An example is Texas. The NCSL report identifies Texas as having $6.9 billion in “unexpected revenue.” But most of these funds are not higher-than-projected revenues; instead, legislators chose to leave significant amounts of state revenue unspent in previous years to help finance local property tax cuts that are taking effect this year. In no meaningful sense does Texas have a surplus of the magnitude that the NCSL report might appear to suggest. Another example is Oregon, where NCSL notes that the “unexpected revenue” mostly represents funds realized over the last two years that are already committed to constitutionally required tax refunds and to a rainy day fund.
In other words, what makes state budgets appear “strong” right now seems in significant part to be due to the uptick in state revenue collections that occurred in 2004, 2005 and 2006 as states emerged from the last recession.
Rather than making budgetary decisions based on past years’ revenue strength, good public finance practice suggests that states would structure budget decisions based on prospects for future years. Although the NCSL report mostly addresses fiscal conditions in fiscal 2007 and is silent on prospects for state finances beyond fiscal year 2008, other evidence suggests problems may be brewing.
The rate of revenue growth is slowing. According to the most recent report from the Rockefeller Institute, the growth of state tax collections for the October-December quarter – halfway through the FY2007 fiscal year – was the weakest since 2003. Tax collections were just 1.5 percent higher than in the same period of the previous year, after adjusting for legislated changes and inflation. The NCSL report and other sources indicate that sales tax revenue, in particular, is slowing; one Wall Street analysis indicates that only one in six states met their sales tax projections for the month of March. Property tax revenue appears also to have peaked in many places. While property taxes are primarily a local government revenue source, weak local revenues may have implications for state aid to localities.
Many states have spent their one-time carryovers from past years on multi-year tax cuts that will weaken revenues for years to come. Last year, 10 states enacted tax cuts that had most of their fiscal impacts in the “out-years.” Additional states such as Missouri appear to be considering similar actions this year.
States face a number of long-term structural problems. Although the problems vary from state to state, they commonly include antiquated sales tax systems, corporate income tax structures that are increasingly riddled with loopholes, underfunded state pension plans, and other concerns.
- Should the nation enter a recession, state Rainy Day Funds are likely to prove inadequate. Most states’ Rainy Day Funds are well below the level of 15 percent or more the Government Finance Officers Association suggests is prudent and that CBPP research suggests would be needed for a state to weather a recession.

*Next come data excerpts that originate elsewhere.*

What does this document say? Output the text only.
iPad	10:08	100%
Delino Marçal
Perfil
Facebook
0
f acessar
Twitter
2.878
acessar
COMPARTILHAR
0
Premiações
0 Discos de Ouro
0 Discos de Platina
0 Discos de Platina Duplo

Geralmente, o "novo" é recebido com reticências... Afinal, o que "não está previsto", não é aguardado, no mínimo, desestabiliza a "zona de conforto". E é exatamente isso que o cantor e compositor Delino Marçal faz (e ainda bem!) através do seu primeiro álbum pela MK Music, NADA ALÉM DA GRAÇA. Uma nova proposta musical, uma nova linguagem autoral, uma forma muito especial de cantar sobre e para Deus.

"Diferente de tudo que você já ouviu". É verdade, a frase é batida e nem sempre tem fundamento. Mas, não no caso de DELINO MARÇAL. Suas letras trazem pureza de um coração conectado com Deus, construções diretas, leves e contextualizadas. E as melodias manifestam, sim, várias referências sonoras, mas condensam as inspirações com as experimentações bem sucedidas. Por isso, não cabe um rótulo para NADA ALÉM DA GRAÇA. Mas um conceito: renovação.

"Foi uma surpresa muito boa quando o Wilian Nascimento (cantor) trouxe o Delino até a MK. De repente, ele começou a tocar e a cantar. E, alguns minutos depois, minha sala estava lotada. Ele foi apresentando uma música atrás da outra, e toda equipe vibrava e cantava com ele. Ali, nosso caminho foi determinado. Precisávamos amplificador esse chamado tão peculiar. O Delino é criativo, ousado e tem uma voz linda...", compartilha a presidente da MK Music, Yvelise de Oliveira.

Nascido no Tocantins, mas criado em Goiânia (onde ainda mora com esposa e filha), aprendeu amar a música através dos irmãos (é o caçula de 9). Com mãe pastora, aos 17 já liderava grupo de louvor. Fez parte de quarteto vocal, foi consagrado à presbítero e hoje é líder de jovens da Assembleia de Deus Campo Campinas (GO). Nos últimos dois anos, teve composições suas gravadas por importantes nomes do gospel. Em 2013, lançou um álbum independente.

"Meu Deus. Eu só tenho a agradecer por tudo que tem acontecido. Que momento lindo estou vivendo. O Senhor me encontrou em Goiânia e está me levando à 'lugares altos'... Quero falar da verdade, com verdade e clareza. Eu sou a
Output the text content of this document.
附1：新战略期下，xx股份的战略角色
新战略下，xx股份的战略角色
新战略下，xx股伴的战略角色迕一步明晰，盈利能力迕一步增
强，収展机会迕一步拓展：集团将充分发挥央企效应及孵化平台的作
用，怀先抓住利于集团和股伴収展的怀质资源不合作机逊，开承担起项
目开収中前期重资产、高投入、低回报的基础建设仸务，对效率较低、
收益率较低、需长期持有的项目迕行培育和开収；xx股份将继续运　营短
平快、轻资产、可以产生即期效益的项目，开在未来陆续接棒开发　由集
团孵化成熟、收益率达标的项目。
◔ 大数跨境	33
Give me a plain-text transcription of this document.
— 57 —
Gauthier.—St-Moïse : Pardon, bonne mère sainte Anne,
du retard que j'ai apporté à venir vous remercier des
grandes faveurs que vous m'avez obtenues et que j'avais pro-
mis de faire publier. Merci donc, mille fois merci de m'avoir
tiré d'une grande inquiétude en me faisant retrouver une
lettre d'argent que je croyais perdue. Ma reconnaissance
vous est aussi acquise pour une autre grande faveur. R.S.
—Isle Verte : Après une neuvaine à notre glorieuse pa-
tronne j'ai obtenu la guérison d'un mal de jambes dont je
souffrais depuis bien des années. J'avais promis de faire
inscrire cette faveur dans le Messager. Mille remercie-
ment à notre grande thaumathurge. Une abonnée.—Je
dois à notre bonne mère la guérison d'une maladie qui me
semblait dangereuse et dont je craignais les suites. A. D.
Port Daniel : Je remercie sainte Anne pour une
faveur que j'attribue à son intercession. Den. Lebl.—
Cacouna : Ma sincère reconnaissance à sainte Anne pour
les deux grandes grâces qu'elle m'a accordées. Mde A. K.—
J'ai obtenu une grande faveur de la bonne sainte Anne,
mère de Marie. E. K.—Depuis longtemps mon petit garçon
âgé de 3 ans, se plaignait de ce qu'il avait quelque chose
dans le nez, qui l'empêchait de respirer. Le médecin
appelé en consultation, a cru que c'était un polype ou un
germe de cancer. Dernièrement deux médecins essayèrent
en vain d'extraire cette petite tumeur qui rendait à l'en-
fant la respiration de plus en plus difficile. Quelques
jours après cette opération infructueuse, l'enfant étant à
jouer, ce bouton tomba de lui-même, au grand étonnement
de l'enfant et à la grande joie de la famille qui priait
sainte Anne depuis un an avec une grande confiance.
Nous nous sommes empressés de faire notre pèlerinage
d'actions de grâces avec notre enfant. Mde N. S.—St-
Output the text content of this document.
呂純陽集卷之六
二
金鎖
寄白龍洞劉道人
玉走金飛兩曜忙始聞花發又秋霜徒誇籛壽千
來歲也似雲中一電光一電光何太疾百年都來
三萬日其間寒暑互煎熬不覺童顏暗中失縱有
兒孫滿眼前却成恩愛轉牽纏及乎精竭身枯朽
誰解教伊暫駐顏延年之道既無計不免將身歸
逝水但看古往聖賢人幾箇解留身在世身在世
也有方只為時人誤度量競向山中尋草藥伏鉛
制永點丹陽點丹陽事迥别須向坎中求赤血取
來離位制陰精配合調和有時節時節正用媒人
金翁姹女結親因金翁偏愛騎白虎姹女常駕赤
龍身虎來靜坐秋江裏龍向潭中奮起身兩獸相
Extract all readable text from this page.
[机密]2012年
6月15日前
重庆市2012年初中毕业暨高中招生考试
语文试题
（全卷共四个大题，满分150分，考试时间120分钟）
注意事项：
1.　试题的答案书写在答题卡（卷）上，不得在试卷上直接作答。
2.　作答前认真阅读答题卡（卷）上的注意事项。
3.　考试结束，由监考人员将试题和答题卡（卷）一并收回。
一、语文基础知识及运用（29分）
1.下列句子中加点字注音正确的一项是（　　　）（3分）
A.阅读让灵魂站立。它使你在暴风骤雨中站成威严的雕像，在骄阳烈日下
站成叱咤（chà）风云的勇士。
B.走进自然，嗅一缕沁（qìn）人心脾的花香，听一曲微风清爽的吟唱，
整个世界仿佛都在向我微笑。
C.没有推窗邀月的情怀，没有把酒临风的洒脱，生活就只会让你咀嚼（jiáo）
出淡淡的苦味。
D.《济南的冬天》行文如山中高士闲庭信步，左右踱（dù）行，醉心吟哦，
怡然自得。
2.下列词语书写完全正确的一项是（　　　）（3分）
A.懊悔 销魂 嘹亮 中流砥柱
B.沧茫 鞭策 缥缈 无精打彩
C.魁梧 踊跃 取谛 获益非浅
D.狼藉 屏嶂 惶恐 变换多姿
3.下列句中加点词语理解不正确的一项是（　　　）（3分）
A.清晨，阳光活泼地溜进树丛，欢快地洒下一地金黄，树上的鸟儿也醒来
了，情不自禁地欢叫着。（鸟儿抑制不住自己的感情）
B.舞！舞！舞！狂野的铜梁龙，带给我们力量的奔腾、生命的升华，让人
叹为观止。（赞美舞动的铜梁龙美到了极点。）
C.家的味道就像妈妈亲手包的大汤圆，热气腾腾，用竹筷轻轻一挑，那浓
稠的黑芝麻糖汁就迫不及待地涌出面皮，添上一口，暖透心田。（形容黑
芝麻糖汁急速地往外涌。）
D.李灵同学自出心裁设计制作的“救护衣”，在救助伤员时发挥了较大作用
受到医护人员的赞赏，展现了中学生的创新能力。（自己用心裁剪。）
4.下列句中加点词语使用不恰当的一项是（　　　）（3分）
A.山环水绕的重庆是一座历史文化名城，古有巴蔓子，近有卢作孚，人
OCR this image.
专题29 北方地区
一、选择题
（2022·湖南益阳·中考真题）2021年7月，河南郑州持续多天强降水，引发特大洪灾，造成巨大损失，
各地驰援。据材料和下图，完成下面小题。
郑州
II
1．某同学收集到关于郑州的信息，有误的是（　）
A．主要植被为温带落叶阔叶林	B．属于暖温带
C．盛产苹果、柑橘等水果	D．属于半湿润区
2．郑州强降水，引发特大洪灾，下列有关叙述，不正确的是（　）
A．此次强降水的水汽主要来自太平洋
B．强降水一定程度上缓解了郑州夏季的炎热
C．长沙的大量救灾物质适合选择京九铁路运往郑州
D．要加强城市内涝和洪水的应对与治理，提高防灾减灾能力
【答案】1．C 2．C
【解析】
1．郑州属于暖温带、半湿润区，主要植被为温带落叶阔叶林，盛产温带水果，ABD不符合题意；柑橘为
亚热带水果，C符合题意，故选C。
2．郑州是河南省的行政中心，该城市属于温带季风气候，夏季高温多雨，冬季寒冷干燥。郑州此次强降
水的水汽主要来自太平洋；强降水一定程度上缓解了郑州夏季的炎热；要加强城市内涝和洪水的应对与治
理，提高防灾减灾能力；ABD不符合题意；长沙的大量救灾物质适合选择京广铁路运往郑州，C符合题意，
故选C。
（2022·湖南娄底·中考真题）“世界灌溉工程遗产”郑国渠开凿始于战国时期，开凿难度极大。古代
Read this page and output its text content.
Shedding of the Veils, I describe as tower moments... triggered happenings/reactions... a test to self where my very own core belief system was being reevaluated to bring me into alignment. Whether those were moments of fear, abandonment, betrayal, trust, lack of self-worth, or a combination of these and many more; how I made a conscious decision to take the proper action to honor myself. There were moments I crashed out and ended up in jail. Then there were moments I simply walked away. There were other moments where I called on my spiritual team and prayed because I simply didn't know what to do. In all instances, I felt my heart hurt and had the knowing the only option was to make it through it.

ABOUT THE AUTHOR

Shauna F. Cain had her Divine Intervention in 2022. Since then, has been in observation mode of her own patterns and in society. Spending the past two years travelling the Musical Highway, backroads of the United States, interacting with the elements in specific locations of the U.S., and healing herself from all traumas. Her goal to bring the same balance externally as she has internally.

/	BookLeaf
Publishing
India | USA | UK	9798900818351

In short, there is little reason to feel confident — and substantial reason to be concerned — about many states’ budgetary conditions over the next few years. This is a problem because most of the tasks that state governments undertake, such as educating their young people, building roads, supporting the health care system, and so on, require sustained funding commitment over multiple years in order to meet their objectives. Moreover, these tasks will be at least as important in the future as they are today, and therefore will continue to require adequate funding levels. It is welcome news that state budgets in the current fiscal year are on relatively solid ground. Given the significant challenges that lie ahead, however, it is difficult to be sanguine about future trends.
 National Conference of State Legislatures, State Budget Update: March 2007, released April 19, 2007.
 The Liscio Report, April 13, 2007.
 Nicholas Johnson and Sarah Farkas, Tax Cuts on Layaway: The Short– and Long-term Fiscal Implications of 2006 State Tax Actions, Center on Budget and Policy Priorities, October 2006.
 Iris J. Lav, Elizabeth McNichol and Robert Zahradnik, Faulty Foundations: State Structural Budget Problems and How to Fix Them, Center on Budget and Policy Priorities, May 2005.